Deduplication Doubling

Doubling has been a big theme in the last few weeks. Deduplication vendors EMC, Exagrid, NEC, Quantum, and SEPATON all touted at least 2x performance improvements in their deduplication disk appliances.

EMC Data Domain made headlines promoting its fastest single-node performance. In this case, EMC’s DD860 performs at 5.1 TB/hr in a standard configuration and 9.8 TB/hr with Networker- and Symantec OST-enabled DD Boost, while the DD890 posts throughput of 8.1 TB/hr and 14.7 TB/hr for standard and DD Boost configurations, respectively.

Exagrid recently made hardware improvements to processors and IO subsystems, as well as enhancing memory and connectivity to speed deduplication processing of backup streams in its EX Series systems. With throughput performance of 1.8 TB/hr per node, combining 10 nodes delivers aggregate throughput of 18 TB/hr.

NEC enhanced its HYDRAstor HS8-3000 with a 50% performance increase over its previous version with 2.7 TB/hr per node and a new mark of throughput scalability with up to a whopping 148.5 TB/hr for the largest supported configuration.

After updating DXi hardware platforms in 2010, Quantum kicked off 2011 with updated DXi 2.0 software. The enhanced DXi software includes new file system technology, is architected for new processors, and performs deduplication of data in memory prior to being written to diskall adding to the performance improvements. Now, for example, Quantum claims up to 4.6 TB/hr on a DXi6500 with OST and up to 4.3 TB/hr with a NAS interface.

SEPATON’s S2100-ES2 1910 and 2910 models doubled throughput versus previous S2100-ES2 systems, with throughput of 5.4 TB/hr per node in a 10 GbE and Symantec OST configuration, and a tested maximum ingest rate of 43.2 TB/hr in an eight-node configuration (although the eight-node configuration is not the maximum potential for the solution).

The distinction among these solutions is the underlying architecture. Exagrid, NEC and SEPATON have a grid architecture where scale in throughput performance AND storage capacity is achieved by adding nodes to the configuration. EMC Data Domain and Quantum offer some modularity within a specific system, but ultimately have maximums on throughput and capacity. The advantages of a modular approach are that IT organizations don’t have to over-buy in their initial purchase in order to meet future data growth requirements and don’t have to do a forklift upgrade to the next model for requirements that go beyond upper thresholds of an initial purchase.
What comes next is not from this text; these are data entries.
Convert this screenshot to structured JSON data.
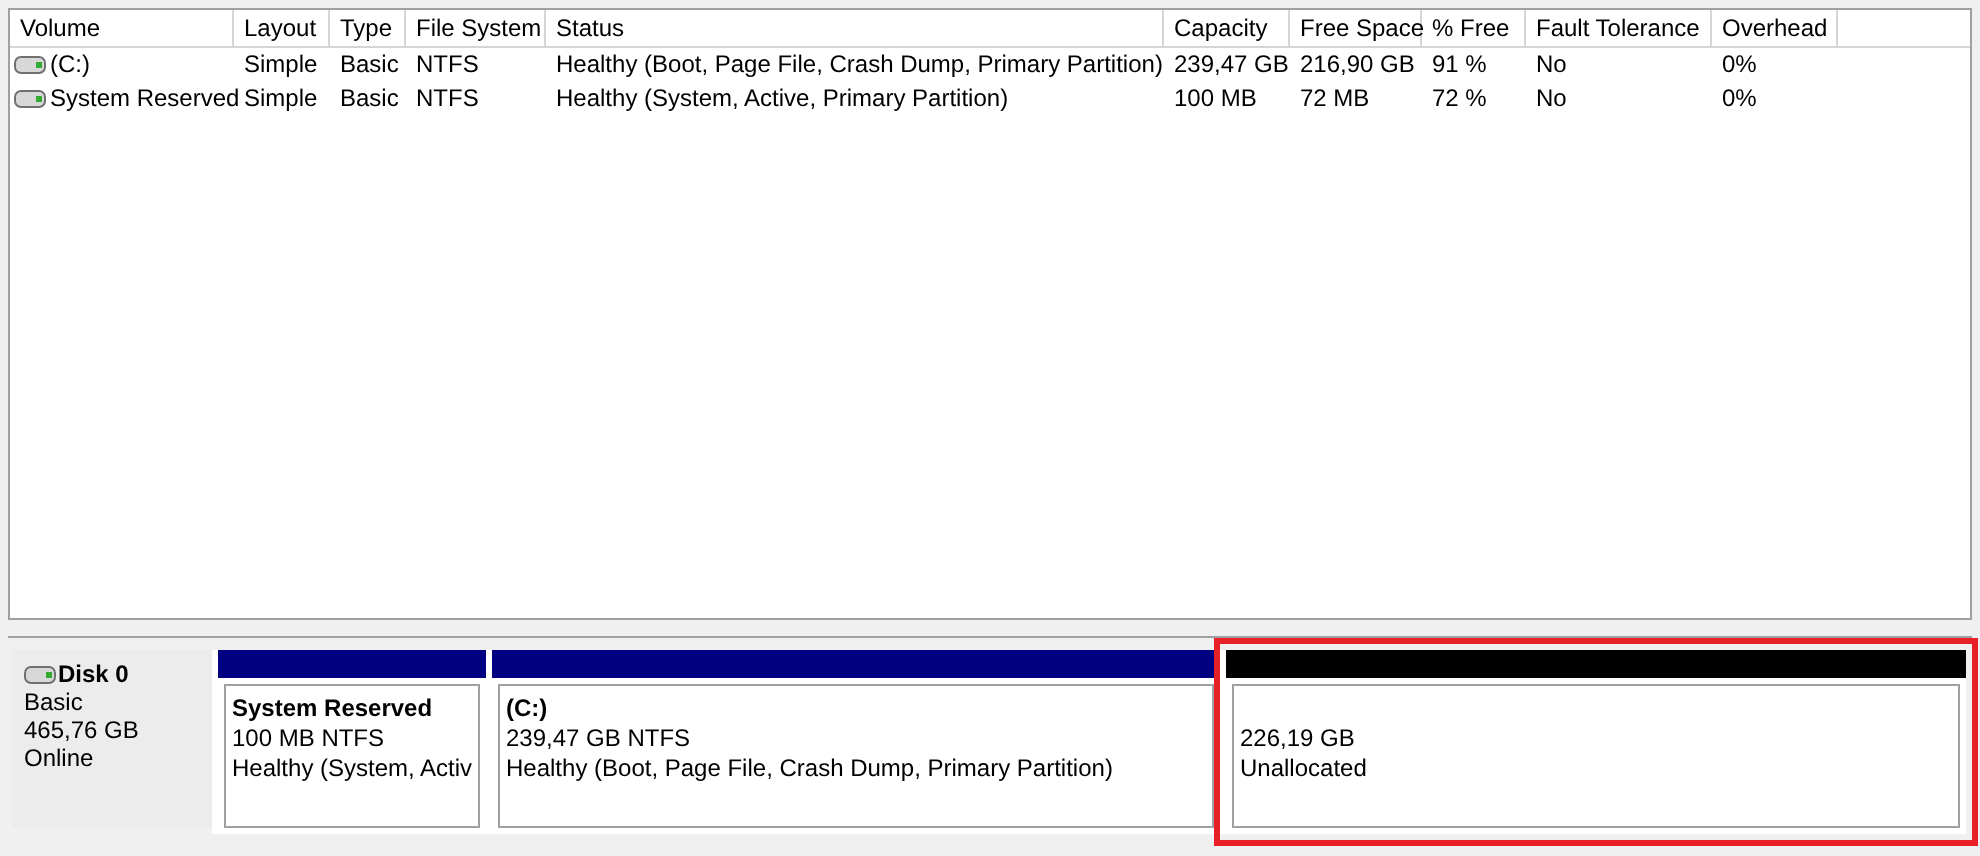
{
  "volume_table": {
    "columns": [
      "Volume",
      "Layout",
      "Type",
      "File System",
      "Status",
      "Capacity",
      "Free Space",
      "% Free",
      "Fault Tolerance",
      "Overhead"
    ],
    "rows": [
      {
        "cells": [
          "(C:)",
          "Simple",
          "Basic",
          "NTFS",
          "Healthy (Boot, Page File, Crash Dump, Primary Partition)",
          "239,47 GB",
          "216,90 GB",
          "91 %",
          "No",
          "0%"
        ]
      },
      {
        "cells": [
          "System Reserved",
          "Simple",
          "Basic",
          "NTFS",
          "Healthy (System, Active, Primary Partition)",
          "100 MB",
          "72 MB",
          "72 %",
          "No",
          "0%"
        ]
      }
    ]
  },
  "disks": [
    {
      "name": "Disk 0",
      "type": "Basic",
      "size": "465,76 GB",
      "status": "Online",
      "partitions": [
        {
          "kind": "primary",
          "title": "System Reserved",
          "size": "100 MB NTFS",
          "status": "Healthy (System, Activ",
          "highlighted": false
        },
        {
          "kind": "primary",
          "title": "(C:)",
          "size": "239,47 GB NTFS",
          "status": "Healthy (Boot, Page File, Crash Dump, Primary Partition)",
          "highlighted": false
        },
        {
          "kind": "unallocated",
          "size": "226,19 GB",
          "status": "Unallocated",
          "highlighted": true
        }
      ]
    }
  ]
}
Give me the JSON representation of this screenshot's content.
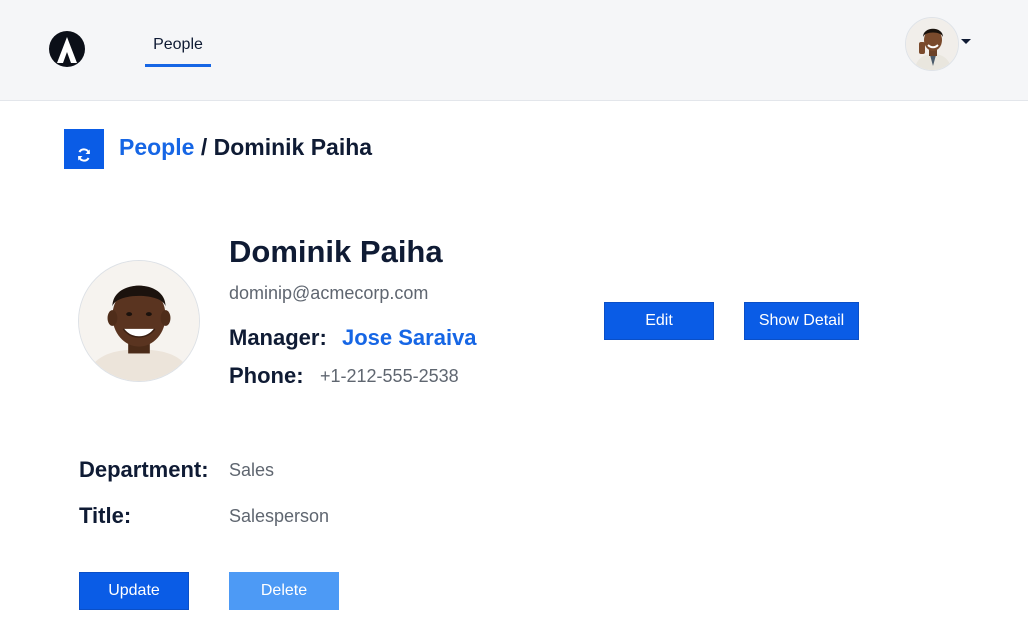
{
  "header": {
    "logo_icon": "acme-logo-icon",
    "nav_tab_label": "People",
    "accent_color": "#1666e5"
  },
  "breadcrumb": {
    "link_label": "People",
    "separator": "/",
    "current": "Dominik Paiha"
  },
  "profile": {
    "name": "Dominik Paiha",
    "email": "dominip@acmecorp.com",
    "manager_label": "Manager:",
    "manager_name": "Jose Saraiva",
    "phone_label": "Phone:",
    "phone_value": "+1-212-555-2538",
    "department_label": "Department:",
    "department_value": "Sales",
    "title_label": "Title:",
    "title_value": "Salesperson"
  },
  "actions": {
    "edit_label": "Edit",
    "show_detail_label": "Show Detail",
    "update_label": "Update",
    "delete_label": "Delete"
  }
}
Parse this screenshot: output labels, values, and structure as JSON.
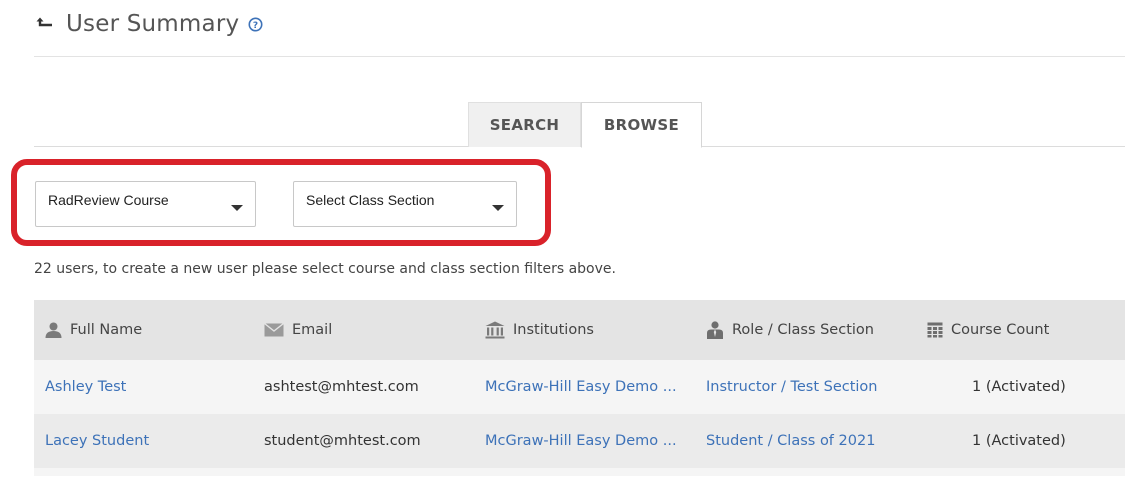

Are the throughput numbers confusing? You betit’s not an apples-to-apples comparison. What’s more confusing is everyone claiming “fastest” status … with qualifiers, of course. EMC, for example, claims “fastest single controller” and “fastest inline deduplication” messages in its most recent announcement, deflecting comparison with multi-node solutions or those that deduplicate “post-process.” Does it matter if takes four nodes to make up an equivalent single-controller solution? In my opinion, only if it’s more expensive. Until vendors start promoting a cost/TB/hr metric, buyers will have to do the comparison themselves.